문장 요약기(140)는 의사연관 피드백을 적용하여 확장된 질의와 용어의 가중치가 재산정된 용어문장 행렬을 이용하여 문장을 추출하여 요약문을 생성한다. 구체적으로, 확장된 질의와 가중치가 재산정된 용어문장 행렬 간의 코사인 유사도를 확인하고, 코사인 유사도가 가장 높은 상위 문장들을 추출하여 요약문을 생성한다.The sentence summarizer 140 generates a summary sentence by applying a correlation-related feedback and extracting a sentence using a term sentence matrix in which the extended query and term weights are redefined. Specifically, the cosine similarity is confirmed between the extended query and the weighted term sentence matrix, and a summary sentence is generated by extracting the upper sentences with the highest cosine similarity.

요약하면, 본 발명의 실시예에 따른 질의 기반 문서 요약 장치(10)는 전처리 단계, 질의 확장 단계, 용어 가중치 재산정 단계 및 문장 추출에 의한 요약문 생성 단계를 수행한다. In summary, the query-based document summarizing apparatus 10 according to an embodiment of the present invention performs a preprocessing step, a query expansion step, a term weighting property renaming step, and a sentence generation step by sentence extraction.

첫 번째로, 질의 기반 문서 요약 장치(10)는 전처리 단계에서 입력문서를 문장으로 분해한 후 용어를 추출하여 용어문장 행렬을 만든다. First, the query-based document summarizing apparatus 10 decomposes an input document into sentences in a preprocessing step and extracts terms to form a term sentence matrix.
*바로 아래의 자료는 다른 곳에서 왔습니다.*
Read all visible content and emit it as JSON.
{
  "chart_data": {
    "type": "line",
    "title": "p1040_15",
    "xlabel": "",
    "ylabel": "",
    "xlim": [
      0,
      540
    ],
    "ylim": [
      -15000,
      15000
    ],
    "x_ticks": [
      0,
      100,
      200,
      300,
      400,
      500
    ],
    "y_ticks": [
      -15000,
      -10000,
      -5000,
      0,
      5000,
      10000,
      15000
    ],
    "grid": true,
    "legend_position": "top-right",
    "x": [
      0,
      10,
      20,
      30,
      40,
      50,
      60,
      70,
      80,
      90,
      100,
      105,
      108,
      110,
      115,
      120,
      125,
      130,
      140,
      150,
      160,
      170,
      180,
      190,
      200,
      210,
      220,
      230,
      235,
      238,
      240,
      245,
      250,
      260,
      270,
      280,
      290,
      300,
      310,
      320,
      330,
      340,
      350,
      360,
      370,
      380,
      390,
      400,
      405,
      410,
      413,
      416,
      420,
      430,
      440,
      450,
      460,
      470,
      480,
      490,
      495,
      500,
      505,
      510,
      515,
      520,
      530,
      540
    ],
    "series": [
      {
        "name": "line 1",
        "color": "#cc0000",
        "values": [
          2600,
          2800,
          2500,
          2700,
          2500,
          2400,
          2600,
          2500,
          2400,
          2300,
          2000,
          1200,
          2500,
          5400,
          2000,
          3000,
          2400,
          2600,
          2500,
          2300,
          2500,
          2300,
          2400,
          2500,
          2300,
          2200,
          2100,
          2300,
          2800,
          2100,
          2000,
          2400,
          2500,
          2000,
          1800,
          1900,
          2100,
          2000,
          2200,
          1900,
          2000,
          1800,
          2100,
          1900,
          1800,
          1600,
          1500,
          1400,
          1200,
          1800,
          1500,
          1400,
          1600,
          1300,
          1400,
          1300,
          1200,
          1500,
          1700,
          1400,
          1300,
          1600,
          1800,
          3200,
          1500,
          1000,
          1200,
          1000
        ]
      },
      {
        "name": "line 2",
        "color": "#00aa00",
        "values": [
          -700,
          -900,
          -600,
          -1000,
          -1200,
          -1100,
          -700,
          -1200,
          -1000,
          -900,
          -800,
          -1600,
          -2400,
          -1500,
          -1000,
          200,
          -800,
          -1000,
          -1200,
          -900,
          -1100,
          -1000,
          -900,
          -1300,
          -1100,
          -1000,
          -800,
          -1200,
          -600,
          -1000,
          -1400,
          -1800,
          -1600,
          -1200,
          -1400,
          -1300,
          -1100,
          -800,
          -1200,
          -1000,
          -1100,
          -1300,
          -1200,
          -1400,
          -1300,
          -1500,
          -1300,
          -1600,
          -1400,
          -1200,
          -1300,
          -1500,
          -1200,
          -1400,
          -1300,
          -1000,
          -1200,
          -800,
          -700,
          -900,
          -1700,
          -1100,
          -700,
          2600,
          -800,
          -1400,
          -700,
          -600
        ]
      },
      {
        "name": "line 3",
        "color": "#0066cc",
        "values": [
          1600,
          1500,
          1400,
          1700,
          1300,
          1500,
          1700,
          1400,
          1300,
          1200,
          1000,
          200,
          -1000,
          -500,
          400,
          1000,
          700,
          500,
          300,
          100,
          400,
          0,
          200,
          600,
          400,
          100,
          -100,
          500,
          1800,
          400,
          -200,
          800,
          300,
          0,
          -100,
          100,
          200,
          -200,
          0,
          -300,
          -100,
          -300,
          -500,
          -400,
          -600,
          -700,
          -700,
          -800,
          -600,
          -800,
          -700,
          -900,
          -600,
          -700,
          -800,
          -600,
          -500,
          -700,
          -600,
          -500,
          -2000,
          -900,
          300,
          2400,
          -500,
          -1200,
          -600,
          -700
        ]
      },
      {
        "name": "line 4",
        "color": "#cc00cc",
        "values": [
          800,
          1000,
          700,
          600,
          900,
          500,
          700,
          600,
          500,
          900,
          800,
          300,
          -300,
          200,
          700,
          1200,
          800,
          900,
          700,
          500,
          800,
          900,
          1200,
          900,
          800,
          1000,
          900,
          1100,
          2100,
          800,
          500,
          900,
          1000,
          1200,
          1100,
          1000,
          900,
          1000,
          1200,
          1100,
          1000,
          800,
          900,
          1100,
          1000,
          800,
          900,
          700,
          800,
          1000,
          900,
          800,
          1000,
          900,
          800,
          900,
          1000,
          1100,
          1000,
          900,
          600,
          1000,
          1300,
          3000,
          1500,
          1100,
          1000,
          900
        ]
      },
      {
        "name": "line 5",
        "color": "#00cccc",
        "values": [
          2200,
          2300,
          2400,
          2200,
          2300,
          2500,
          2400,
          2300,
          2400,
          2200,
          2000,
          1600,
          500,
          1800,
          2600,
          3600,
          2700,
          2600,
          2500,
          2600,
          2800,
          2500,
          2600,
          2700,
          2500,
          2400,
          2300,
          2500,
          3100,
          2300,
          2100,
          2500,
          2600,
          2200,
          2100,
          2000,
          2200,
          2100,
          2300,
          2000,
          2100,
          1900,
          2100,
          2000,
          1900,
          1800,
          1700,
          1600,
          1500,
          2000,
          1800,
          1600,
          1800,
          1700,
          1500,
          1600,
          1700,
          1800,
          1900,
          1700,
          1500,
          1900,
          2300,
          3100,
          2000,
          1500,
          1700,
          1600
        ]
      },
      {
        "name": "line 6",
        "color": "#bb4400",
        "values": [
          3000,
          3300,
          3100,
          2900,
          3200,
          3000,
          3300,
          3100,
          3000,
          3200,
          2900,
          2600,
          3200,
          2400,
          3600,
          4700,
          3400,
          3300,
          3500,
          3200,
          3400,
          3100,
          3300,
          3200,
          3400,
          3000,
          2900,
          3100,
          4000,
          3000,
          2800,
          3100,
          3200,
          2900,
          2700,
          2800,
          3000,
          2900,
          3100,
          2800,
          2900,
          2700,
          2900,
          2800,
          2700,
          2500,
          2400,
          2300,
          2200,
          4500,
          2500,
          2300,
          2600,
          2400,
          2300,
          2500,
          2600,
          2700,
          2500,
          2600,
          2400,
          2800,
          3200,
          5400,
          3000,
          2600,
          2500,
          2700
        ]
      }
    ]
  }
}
두 번째로, 질의 기반 문서 요약 장치(10)는 질의 확장 단계에서 의사연관 피드백을 이용하여 입력된 사용자의 질의를 확장한다.Secondly, the query based document summary device 10 expands the input user's query using the correlational feedback in the query expansion step.

세 번째로, 질의 기반 문서 요약 장치(10)는 가중치 계산 단계에서, 비음수 행렬분해된 의미특징을 이용하여 용어의 가중치를 재산정한 용어문장 행렬을 산출한다.Third, the query-based document summarizing apparatus 10 calculates a term sentence matrix in which the weights of terms are redefined using non-negative matrix-determined semantic features in the weight calculation step.

마지막으로, 질의 기반 문서 요약 장치(10)는 문서요약 단계에서, 확장된 질의와 재산정된 용어 가중치를 적용한 용어문장 행렬 간의 유사도를 확인하여 유사도가 높은 상위 기설정된 개수의 문장을 이용하여 요약문을 생성한다.Finally, the query-based document summarizing apparatus 10 checks the similarity between the extended query and the term sentence matrix to which the redefined term weight is applied, and uses the higher preset number of sentences having a higher similarity to generate a summary sentence. Create

이상, 본 발명의 구성에 대하여 첨부 도면을 참조하여 상세히 설명하였으나, 이는 예시에 불과한 것으로서, 본 발명이 속하는 기술분야에 통상의 지식을 가진자라면 본 발명의 기술적 사상의 범위 내에서 다양한 변형과 변경이 가능함은 물론이다. 따라서 본 발명의 보호 범위는 전술한 실시예에 국한되어서는 아니되며 이하의 특허청구범위의 기재에 의하여 정해져야 할 것이다.While the present invention has been described in detail with reference to the accompanying drawings, it is to be understood that the invention is not limited to the above-described embodiments. Those skilled in the art will appreciate that various modifications, Of course, this is possible. Accordingly, the scope of protection of the present invention should not be limited to the above-described embodiments, but should be determined by the description of the following claims.

Claims

A preprocessor for decomposing an input document into sentences to generate a term sentence matrix;
A query extender that extends user queries using correlation feedback;
A weight calculator for recalculating the weights of terms using nonnegative matrixed semantic features; And
A summarizer that generates a summary for the input document using the extended terminology matrix with the user query and the weighted term of the redefined term
Query-based document summary device comprising a.

The method of claim 1, wherein the summarizer,
And confirming the similarity between the term sentence matrix to which the weight of the redefined term is applied and the extended user query, and generating the summary by using the higher preset number of sentences having the high similarity.